At 19, Shubham Sabar, a tribal youth who labored in Bengaluru to fund his studies, becomes the first in his panchayat in four years to enter medical school.
On June 14, as the sun bore down on a bustling construction site in Bengaluru, 19-year-old Shubham Sabar paused to take a phone call. What came through the crackling line changed his life forever: he had cleared the National Eligibility cum Entrance Test (NEET).
The son of a small-time farmer from Mudulidhiah village in Odisha’s Khurda district, Sabar broke into tears. “I told my parents I’m going to be a doctor,” he recalled. For months, he had mixed cement and hauled bricks to earn just enough to sustain himself and set aside savings for his medical dream.

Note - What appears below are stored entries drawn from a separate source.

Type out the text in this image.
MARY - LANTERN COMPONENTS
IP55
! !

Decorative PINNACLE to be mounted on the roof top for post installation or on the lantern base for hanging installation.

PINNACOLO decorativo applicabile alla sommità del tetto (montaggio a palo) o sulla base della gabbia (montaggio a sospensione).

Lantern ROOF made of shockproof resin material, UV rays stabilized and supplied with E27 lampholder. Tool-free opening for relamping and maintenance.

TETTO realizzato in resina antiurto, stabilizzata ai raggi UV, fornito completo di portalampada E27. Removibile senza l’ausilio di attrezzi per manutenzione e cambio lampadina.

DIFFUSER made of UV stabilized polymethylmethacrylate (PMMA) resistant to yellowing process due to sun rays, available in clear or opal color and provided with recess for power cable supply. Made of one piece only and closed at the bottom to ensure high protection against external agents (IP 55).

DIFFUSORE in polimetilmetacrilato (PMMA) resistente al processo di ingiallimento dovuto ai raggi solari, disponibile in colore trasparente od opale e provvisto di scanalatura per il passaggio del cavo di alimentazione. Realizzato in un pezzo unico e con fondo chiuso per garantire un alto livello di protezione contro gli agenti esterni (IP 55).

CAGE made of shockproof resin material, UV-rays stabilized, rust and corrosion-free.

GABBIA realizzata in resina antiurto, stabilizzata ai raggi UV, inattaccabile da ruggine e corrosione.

Earlier this week, that dream took flight. Shubham has secured admission to the Medical College and Hospital in Berhampur, Odisha, after ranking 18,212 in the Scheduled Tribe (ST) category — his very first attempt. Once he completes the course, he will be the first doctor from his panchayat in nearly half a decade.
The oldest of four siblings, Sabar grew up in poverty, acutely aware of how far a meagre harvest had to stretch. “My parents owned a small patch of land and worked hard to feed us. But I was determined to study and change my life,” he said.
Scoring 84% in Class 10, he went on to BJB College in Bhubaneswar, where he studied with grit, supplementing lessons with tuitions in maths and chemistry before completing Class 12 with 64%. It was during those years that the idea of becoming a doctor crystallized.
With limited means, Shubham enrolled in a coaching centre in Berhampur to prepare for NEET. Once the exams were over, he headed to Bengaluru in search of work. “I spent three months at a construction site. Whatever I saved, I used partly for coaching fees and partly for my MBBS admission,” he said.
For Shubham, the road from a dusty worksite to the corridors of a medical college is more than just personal triumph — it’s a story of grit, sacrifice, and a future that now holds the promise of healing.